Le quotidien d'un aide-soignant change radicalement selon le lieu où il exerce. À l'hôpital ou en clinique, vous évoluez dans un environnement rythmé, parfois intense, au sein d'équipes pluriprofessionnelles avec lesquelles la coordination est constante. Les gardes de nuit et les week-ends font partie du paysage : c'est un métier qui ne s'arrête pas aux horaires de bureau.

En EHPAD, le rythme est différent. Vous accompagnez les mêmes résidents sur la durée, ce qui crée des liens forts et une connaissance fine de chaque personne. Ce cadre convient particulièrement à ceux qui recherchent une relation d'accompagnement au long cours plutôt que la variété des situations aiguës.

À domicile, vous exercez en plus grande autonomie, souvent seul au chevet du patient, ce qui suppose une capacité à gérer les imprévus sans filet immédiat. Dans tous les cas, vos interlocuteurs sont nombreux : infirmiers, médecins, kinésithérapeutes, maïeuticiens. Physiquement, préparez-vous à des journées debout, avec des déplacements importants et des gestes de manutention réguliers.

Avantages et inconvénients du métier

Le métier d'aide-soignant cumule des atouts concrets que peu de professions paramédicales peuvent afficher.

Avantages

  • Un métier porteur de sens. L'aide apportée aux patients améliore leur vie quotidienne de façon directe et visible. Nombreux sont ceux qui expriment leur reconnaissance, ce qui rend le travail profondément valorisant.
  • Des débouchés solides. Avec 58 350 intentions d'embauche recensées en 2024 par France Travail, l'aide-soignant figure parmi les dix métiers qui recrutent le plus en France. Les opportunités couvrent l'ensemble des établissements de santé sur tout le territoire.
  • Une formation courte et accessible. La formation dure douze mois, sans condition de diplôme préalable. Plusieurs dates de rentrée sont proposées dans l'année, ce qui permet d'enclencher une reconversion rapidement.

Inconvénients

  • Une pénibilité physique et émotionnelle réelle. Le corps est mis à contribution : gestes de manutention répétitifs, longues heures debout, rythmes décalés. Sur le plan émotionnel, la proximité avec des patients en souffrance ou en fin de vie peut être difficile à gérer, en particulier dans les premières années.
  • Une rémunération encore débattue. Revalorisée depuis le Ségur de la santé, la grille salariale reste perçue par beaucoup de professionnels comme insuffisante au regard des efforts fournis.

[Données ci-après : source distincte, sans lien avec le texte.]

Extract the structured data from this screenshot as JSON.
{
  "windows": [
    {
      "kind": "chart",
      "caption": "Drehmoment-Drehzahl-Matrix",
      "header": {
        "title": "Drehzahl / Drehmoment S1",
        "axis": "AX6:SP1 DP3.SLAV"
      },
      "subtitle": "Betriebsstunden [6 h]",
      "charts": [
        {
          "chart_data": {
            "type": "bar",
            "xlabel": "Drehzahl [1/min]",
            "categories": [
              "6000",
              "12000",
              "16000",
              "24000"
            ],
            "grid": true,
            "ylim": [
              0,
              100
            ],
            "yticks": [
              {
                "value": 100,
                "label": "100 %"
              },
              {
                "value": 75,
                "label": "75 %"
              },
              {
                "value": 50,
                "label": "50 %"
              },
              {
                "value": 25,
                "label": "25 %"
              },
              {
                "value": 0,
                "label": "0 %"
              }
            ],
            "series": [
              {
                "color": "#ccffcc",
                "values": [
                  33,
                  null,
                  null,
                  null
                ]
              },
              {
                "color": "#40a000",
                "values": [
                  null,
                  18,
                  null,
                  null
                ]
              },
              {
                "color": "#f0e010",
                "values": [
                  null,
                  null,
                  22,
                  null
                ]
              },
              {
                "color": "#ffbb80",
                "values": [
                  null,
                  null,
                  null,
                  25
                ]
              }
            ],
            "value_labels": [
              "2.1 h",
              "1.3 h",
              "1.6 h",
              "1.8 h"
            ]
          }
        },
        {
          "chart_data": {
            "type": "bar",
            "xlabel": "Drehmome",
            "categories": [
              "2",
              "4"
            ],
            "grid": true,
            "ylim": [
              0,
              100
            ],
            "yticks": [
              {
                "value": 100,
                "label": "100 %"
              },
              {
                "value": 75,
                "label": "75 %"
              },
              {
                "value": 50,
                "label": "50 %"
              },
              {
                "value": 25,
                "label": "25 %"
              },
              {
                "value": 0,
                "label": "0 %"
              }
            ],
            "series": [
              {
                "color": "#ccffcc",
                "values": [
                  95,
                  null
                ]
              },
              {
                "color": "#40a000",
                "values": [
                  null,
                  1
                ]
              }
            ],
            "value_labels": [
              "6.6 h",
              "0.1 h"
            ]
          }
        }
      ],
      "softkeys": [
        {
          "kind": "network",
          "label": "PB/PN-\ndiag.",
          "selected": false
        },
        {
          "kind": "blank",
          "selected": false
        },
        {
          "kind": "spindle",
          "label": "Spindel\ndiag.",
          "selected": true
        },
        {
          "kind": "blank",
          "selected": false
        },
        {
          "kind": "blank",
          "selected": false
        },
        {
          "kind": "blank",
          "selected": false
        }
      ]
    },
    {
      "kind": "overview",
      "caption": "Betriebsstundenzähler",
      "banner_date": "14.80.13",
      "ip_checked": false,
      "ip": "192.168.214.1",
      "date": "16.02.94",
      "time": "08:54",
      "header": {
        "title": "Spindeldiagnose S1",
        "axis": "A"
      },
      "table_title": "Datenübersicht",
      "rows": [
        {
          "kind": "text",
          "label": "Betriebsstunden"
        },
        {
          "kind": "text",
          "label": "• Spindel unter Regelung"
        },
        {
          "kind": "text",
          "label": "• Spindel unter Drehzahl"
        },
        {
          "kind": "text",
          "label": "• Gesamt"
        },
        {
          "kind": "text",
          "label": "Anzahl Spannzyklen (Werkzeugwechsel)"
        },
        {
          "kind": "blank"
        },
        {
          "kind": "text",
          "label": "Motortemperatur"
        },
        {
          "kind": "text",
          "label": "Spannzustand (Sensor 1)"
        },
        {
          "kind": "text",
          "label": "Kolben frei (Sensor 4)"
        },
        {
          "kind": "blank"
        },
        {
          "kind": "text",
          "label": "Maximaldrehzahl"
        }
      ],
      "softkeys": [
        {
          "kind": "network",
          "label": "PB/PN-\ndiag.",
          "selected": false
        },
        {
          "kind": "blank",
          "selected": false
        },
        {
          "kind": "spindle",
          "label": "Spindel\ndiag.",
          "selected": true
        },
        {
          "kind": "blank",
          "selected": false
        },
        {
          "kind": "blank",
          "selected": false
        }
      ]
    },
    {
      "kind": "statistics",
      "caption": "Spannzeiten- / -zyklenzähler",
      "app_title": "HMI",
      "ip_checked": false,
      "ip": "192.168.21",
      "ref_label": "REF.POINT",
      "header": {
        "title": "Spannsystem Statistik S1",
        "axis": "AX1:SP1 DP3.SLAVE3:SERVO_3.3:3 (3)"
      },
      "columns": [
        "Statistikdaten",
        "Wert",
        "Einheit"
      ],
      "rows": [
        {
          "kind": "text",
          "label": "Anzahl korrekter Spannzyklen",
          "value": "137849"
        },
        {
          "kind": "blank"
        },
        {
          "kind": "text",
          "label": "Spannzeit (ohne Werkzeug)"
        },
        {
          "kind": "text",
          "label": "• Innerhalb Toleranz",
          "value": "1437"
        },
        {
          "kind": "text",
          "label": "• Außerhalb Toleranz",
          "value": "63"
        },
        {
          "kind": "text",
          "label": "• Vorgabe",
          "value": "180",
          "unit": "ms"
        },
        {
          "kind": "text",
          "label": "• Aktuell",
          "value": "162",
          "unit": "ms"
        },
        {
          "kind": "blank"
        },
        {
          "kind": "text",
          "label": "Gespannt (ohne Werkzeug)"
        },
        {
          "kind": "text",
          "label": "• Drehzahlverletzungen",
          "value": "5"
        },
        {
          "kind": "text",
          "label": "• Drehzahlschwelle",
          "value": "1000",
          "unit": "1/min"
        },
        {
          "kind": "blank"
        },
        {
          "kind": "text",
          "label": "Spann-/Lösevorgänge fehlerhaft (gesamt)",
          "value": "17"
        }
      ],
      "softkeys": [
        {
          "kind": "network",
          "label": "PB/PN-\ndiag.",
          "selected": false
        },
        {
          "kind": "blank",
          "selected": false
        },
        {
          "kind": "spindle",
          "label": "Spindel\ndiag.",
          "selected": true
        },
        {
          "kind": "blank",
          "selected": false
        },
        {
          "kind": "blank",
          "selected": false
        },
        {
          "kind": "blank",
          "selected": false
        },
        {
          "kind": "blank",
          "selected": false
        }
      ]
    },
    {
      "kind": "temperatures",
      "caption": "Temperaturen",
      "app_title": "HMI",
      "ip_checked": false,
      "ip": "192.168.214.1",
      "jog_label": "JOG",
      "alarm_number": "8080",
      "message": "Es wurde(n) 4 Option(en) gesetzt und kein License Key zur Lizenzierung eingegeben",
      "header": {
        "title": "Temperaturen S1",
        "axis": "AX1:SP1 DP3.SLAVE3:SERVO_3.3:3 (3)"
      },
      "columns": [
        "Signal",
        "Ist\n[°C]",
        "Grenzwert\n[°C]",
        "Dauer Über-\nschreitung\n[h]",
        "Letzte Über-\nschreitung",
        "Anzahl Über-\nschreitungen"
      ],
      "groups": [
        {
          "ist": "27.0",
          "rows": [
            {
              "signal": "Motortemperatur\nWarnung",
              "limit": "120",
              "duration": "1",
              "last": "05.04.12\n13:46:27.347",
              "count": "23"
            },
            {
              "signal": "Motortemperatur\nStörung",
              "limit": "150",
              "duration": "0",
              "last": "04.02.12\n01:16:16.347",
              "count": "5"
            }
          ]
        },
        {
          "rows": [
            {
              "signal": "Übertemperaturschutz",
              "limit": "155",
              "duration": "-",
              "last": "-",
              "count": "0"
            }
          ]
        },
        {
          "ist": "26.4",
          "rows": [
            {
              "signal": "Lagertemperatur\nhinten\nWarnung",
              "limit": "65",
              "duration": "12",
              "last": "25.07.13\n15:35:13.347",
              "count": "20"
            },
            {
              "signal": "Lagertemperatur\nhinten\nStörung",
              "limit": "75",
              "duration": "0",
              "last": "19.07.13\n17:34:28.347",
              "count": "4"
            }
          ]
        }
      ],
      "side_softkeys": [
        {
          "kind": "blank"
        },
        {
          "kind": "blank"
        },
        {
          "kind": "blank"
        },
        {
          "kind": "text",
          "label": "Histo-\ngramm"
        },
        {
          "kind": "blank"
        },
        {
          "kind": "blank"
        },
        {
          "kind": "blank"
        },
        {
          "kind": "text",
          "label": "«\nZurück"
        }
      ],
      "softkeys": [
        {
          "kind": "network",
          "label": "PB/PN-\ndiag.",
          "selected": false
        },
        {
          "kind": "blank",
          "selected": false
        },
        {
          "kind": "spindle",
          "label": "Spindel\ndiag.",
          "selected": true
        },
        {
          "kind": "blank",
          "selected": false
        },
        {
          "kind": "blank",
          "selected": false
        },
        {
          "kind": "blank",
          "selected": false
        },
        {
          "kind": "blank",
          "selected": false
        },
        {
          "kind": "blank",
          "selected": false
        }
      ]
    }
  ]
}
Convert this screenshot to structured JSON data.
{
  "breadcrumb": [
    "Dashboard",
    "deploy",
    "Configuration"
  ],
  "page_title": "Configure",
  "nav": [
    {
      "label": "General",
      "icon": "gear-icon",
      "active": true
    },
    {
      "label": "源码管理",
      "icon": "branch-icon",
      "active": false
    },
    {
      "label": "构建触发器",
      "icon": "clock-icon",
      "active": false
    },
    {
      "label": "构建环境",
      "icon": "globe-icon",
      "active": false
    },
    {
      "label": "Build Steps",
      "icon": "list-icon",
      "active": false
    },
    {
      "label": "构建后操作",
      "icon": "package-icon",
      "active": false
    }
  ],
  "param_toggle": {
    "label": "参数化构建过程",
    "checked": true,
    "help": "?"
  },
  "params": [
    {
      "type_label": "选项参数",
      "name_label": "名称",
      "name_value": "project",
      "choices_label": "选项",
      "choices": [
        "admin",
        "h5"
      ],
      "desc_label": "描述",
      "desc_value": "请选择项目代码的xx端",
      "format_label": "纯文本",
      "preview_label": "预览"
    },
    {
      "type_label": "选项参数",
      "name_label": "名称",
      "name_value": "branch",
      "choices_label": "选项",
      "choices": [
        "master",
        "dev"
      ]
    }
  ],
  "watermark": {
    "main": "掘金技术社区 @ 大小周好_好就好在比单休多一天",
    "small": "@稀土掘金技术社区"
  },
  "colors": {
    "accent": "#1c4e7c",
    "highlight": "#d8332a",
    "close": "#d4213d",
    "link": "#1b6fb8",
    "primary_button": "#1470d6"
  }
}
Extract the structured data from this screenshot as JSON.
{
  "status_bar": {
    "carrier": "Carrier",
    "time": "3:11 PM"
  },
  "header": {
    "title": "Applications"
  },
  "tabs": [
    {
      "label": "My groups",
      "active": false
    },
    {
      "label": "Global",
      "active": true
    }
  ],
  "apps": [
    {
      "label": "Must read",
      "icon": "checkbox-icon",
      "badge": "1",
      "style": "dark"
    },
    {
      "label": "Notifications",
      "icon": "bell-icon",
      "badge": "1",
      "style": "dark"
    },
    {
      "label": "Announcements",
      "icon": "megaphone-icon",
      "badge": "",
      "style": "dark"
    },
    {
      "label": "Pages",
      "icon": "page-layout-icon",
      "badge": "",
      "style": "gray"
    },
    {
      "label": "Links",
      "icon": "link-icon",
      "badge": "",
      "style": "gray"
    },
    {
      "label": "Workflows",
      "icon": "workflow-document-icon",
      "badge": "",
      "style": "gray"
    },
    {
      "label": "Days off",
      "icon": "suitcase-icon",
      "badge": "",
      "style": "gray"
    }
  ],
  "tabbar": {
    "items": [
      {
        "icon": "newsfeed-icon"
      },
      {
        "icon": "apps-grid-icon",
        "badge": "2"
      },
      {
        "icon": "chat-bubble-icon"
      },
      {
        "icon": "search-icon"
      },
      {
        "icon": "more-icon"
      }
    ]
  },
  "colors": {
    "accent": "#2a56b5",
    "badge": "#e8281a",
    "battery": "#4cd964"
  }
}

Quels débouchés pour un aide-soignant ?

Selon l'enquête BMO (Besoins en main-d'œuvre) de France Travail, l'aide-soignant fait partie des dix métiers qui recrutent le plus en France, avec 58 350 intentions d'embauche pour l'année 2024. Les perspectives professionnelles sont largement favorables pour tous ceux et celles qui souhaitent s'engager dans cette voie, avec de belles opportunités à saisir dans l'ensemble des établissements de santé.

Comment financer sa formation d'aide-soignant ?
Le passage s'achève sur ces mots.